Heinz, did you ever get a chance to put up comments regarding Epstein's comments on Grant's hedonics pieces in Barron's? As you recall, he was rather critical of Grant, especially considering that Grant was a former Barron's writer. On the other hand, Grant's arguments are not really his own original arguments, but the arguments of Medoff and Harless. It may be that those two are able to state their case better than Grant could, despite the latter's gifted quill.
In any case, I'm curious about your take on Epstein's claim that hedonics only accounted for 0.3% of the GDP figure. If that is true, then one could say hedonics is incorrect but its effects are negligible (at least on a 6% GDP figure). See link below, as well as the replies.
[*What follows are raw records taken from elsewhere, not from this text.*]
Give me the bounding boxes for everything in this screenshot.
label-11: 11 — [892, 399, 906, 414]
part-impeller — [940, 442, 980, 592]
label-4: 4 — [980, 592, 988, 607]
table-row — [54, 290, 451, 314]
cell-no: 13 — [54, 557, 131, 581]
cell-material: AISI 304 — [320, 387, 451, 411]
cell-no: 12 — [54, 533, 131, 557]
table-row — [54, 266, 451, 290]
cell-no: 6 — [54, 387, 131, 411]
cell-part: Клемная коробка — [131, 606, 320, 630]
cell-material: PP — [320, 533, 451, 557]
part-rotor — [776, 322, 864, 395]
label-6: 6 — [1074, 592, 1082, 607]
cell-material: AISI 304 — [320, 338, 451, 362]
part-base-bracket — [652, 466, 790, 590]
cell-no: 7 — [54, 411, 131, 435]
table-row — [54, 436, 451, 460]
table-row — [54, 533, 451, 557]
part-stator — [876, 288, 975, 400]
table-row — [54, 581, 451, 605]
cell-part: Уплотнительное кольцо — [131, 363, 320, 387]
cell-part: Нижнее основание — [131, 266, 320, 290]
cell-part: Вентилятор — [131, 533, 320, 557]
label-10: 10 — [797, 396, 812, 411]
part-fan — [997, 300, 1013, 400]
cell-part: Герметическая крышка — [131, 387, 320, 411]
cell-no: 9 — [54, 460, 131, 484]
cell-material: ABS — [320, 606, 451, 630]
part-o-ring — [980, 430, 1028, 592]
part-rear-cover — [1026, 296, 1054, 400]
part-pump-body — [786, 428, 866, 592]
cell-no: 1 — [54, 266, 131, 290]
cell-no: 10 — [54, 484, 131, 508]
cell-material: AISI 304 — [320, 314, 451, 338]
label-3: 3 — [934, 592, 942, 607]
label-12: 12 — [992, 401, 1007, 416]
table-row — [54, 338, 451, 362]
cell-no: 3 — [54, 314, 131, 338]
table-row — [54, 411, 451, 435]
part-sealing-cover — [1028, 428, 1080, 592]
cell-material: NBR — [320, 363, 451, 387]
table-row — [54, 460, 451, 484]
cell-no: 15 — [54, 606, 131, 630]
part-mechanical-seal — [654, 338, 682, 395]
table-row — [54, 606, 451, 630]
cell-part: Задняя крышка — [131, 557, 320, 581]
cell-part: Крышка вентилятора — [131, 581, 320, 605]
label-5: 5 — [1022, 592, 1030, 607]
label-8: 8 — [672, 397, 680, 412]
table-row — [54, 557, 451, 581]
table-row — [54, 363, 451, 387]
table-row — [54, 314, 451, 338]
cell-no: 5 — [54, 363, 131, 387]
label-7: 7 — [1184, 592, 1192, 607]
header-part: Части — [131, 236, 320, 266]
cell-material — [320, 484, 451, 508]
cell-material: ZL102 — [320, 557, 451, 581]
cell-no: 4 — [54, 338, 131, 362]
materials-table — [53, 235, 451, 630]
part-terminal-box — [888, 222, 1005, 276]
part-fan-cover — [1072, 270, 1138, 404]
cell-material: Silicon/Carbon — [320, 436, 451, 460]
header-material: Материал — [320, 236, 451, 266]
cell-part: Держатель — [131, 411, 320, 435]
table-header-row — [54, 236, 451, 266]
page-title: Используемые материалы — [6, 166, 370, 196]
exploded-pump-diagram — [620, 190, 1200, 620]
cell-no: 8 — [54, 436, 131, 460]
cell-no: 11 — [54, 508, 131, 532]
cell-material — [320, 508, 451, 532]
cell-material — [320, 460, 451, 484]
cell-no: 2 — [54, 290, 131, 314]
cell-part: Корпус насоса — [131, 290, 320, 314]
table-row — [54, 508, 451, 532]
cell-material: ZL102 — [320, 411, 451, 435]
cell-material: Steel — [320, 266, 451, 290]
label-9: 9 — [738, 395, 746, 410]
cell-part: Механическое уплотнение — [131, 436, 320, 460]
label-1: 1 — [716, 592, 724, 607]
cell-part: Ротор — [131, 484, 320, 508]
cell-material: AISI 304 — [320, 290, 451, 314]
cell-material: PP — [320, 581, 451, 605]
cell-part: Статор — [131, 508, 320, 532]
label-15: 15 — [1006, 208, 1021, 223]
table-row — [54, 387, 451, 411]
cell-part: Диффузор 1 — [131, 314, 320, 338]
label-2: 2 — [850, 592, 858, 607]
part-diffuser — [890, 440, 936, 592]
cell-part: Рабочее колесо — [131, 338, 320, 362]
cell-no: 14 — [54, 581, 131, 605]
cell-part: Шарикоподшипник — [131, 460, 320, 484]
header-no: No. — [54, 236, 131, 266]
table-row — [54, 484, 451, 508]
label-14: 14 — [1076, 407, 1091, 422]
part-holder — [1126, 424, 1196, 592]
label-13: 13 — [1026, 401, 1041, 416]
That technique is called "chain-weighting." It means, in effect, that where prices are rising rapidly, the weight gets bigger, because more money is being spent. But when it comes to computers, prices have been declining, so the weights have been falling in tandem.
The critics have been making the fatal error of performing stage one on the computer sector, but not stage two. (The Bundesbank economists probably made the same mistake.) So, for example, they will calculate that hedonically driven computer output soared 59%, year-over-year, in the second quarter, and then they'll assume that all of that increase went into GDP growth. Hence, they'll say, the role played by those gadgets has been looming way too large.
But they forget stage two. Owing to falling price indexes in this sector (which, to compound the irony, have been falling all the more because hedonics are being used), that 59% gets a relatively small weight. In fact, computer hardware and software together contributed just 0.9% of the six percentage points of second-quarter GDP growth. At most, hedonics counted for about a third of that, or 0.3%.